MP3s and the rise of Napster may have grabbed plenty of headlines, moving digital music into the spotlight, but is this emerging market just about pumping PC bass and piracy? There is more to this digital revolution than meets the eye, and it all starts at home.
Many moons ago, one of my first jobs was in a big city office, with a big city view, over a big harbour. There were lots of staff and a tea lady who gracefully bumped her way from one desk to another. Tea, coffee, biscuits?
Computers were in the work-place, but as administration tools. Secretaries, personal assistants, accountants, human resources all had a personal computer on their desks.
These PCs were really used as glorified typewriters. Bring up a new document, type, change the address, save and print.
Slowly, the PCs moved from residing solely on the desks of the personal assistants to the core staff who worked there, managers through to juniors. Despite the fact that, traditionally, these staff had worked with ink, 6B pencils and paper, hunched over drawing boards, they soon moved into the world of snap guide lines and 3D modelling.
All within the space of a few years.
As the changing use of PCs occurs in the workplace, so it does on the home front. More and more people are buying PCs for home use.
Perhaps it's for the kids to do their homework, or you might have started bringing those tedious marketing reports home to work on. Now the kids play games, you manage the mortgage payments, nanny and pops e-mail their grandkids, or even chat online. But the humble home PC is moving beyond this realm of use, too.
I don't think many of us ever envisioned (fantasised, yes) having a photographic or music studio at home.
The reality of building or even converting the bathroom to a darkroom, or setting up a four track in the spare room, rarely ever happens expect for the dedicated. Now, you don't need to bother.
Music recording is just one of the domains where the PC is coming into its own, and it doesn't have to be a top of the range model, either.
While MP3s continue to grab the spotlight, there is more to putting music on your PC than downloading or listening to it. With the aid of software, some of it free, you can even revive and preserve your personal archives.

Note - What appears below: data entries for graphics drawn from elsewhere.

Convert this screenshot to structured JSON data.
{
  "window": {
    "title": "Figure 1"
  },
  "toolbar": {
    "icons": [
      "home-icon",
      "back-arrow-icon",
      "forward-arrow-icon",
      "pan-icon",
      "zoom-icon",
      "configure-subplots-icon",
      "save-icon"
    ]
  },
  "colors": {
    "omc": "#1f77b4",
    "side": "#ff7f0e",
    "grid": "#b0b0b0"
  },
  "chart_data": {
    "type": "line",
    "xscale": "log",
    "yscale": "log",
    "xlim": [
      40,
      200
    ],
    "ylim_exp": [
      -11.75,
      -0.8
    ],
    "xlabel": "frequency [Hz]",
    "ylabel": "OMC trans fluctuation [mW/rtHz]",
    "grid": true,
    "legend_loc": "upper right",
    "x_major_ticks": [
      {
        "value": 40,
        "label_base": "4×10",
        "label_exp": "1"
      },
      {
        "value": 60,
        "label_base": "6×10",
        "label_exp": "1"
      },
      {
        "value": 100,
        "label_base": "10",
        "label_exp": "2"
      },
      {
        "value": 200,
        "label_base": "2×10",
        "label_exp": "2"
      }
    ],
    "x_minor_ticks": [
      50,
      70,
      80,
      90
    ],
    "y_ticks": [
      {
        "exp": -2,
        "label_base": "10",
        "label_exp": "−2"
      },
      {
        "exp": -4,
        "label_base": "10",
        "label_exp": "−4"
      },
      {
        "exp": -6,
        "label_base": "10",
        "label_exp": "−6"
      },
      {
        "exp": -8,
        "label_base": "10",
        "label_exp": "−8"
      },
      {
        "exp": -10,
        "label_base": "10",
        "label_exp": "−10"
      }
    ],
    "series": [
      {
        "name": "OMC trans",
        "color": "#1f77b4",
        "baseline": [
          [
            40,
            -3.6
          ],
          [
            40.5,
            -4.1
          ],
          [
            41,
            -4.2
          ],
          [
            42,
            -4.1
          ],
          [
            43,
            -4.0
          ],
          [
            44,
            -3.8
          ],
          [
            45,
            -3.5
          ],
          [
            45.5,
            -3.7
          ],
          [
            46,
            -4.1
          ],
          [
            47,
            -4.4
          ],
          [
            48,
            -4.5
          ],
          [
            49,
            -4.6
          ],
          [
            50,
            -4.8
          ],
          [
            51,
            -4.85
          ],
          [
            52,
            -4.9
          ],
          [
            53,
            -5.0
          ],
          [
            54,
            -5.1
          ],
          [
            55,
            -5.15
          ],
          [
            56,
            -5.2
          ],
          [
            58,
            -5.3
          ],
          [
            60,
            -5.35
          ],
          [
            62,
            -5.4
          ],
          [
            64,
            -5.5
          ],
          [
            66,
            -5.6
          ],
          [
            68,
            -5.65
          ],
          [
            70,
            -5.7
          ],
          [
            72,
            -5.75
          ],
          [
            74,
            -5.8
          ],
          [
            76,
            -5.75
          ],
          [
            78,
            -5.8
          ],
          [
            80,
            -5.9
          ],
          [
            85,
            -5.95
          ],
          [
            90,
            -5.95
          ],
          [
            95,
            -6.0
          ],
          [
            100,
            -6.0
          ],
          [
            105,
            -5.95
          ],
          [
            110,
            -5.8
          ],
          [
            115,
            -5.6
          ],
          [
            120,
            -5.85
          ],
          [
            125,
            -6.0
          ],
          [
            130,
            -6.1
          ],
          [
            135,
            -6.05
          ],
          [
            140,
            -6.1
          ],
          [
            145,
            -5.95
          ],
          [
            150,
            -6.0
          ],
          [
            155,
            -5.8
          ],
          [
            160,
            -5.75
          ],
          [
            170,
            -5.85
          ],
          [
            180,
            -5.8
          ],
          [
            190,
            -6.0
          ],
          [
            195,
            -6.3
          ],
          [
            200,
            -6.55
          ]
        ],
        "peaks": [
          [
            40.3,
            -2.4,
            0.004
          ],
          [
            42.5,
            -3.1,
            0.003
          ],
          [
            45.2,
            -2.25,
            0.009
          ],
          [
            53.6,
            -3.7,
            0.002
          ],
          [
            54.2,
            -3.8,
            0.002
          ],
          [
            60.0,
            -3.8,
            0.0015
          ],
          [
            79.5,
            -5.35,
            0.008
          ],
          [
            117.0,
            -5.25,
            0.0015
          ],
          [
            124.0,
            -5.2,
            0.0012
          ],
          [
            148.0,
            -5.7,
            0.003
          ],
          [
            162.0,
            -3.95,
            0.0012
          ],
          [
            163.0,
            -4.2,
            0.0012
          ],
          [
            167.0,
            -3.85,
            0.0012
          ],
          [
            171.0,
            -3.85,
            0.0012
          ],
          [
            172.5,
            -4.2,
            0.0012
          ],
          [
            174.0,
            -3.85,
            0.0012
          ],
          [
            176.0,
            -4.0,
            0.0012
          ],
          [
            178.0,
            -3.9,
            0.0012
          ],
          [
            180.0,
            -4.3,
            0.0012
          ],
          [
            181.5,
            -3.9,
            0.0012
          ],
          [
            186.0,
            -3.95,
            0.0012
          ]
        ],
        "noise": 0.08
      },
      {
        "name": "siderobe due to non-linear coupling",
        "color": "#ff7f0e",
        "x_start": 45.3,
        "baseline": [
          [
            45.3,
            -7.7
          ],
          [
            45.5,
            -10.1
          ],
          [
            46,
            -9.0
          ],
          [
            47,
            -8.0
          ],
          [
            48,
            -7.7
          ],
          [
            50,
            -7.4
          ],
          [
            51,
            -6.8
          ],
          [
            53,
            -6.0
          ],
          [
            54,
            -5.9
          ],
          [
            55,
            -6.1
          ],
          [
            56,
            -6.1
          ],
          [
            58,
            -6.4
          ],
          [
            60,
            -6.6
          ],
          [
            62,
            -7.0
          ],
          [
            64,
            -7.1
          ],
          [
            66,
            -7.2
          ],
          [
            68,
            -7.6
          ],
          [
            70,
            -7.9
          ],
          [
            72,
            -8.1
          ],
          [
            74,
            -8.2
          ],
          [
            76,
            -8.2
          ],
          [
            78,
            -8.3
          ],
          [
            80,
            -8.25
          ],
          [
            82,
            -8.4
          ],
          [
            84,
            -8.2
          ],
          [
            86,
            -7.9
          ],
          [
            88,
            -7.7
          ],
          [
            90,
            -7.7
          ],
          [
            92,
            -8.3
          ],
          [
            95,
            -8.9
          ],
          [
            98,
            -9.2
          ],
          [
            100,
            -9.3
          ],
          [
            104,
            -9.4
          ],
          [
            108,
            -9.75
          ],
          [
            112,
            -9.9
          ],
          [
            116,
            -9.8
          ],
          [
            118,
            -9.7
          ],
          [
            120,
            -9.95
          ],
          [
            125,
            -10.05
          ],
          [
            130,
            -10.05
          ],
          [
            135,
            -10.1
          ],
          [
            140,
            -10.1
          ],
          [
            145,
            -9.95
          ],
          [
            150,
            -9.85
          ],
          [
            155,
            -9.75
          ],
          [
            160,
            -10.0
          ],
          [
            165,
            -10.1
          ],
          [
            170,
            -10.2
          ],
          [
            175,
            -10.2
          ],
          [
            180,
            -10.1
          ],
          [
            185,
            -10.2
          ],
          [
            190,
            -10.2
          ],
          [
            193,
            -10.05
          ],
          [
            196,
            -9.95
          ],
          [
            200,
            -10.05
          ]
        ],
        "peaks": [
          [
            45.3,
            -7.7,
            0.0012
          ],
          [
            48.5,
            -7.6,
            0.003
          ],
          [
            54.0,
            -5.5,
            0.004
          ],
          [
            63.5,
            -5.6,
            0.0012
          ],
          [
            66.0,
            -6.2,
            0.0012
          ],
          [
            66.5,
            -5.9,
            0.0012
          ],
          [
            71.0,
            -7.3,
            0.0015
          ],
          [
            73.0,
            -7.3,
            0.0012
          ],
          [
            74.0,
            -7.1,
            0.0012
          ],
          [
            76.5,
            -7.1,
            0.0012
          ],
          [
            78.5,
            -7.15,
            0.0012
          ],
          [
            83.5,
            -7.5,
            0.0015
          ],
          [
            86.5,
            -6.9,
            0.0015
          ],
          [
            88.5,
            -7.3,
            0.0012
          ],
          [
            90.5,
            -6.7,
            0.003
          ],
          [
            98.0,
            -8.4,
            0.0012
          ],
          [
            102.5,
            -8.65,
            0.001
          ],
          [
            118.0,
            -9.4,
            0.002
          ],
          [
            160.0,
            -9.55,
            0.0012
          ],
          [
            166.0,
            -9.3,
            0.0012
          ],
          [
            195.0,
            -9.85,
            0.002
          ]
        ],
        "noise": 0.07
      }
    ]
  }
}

Hands up - how many of us have a healthy collection of vinyl or tapes? Many of my friends become ecstatic when a record player comes their way, or they get around to fixing the needle on the home stereo. Out come the beers as they kick back and reminisce to favourites they grew up on. Many are unavailable on CD.
Or, what about those tapes you carefully recorded for a road trip, or from the Three Hours of Power on Triple J five years ago? Threadbare from over-use, the dusty TDK cassette reminds you of your student years and you can't stand to bin it.
Or maybe you are a budding muso who wants to get your band's name up in lights - sending a demo into the Unearthed competition. Take a recording at your local gig, or in the garage, and convert it onto your PC, and mix away.
This month we have expanded PC World's popular Here's How section to encompass two new topics - Music and Graphics - in response to growing reader interest in these areas.
Many of us don't have the time to dabble in all the facets of our PCs, whether it is designing a Web site or e-mailing the digital party snaps to friends, or even simply to bone up on everything we wish we knew or could do.
Starting this month, these new sections will walk you through the basics, whether it is reviving your record collection, or getting your head around graphic file formats, step by step. And, as always, we will endeavour to add any software referred to in the tutorials to our cover CD, making the process of getting up and running - as well as trying your hand at new PC pursuits - as simple as possible.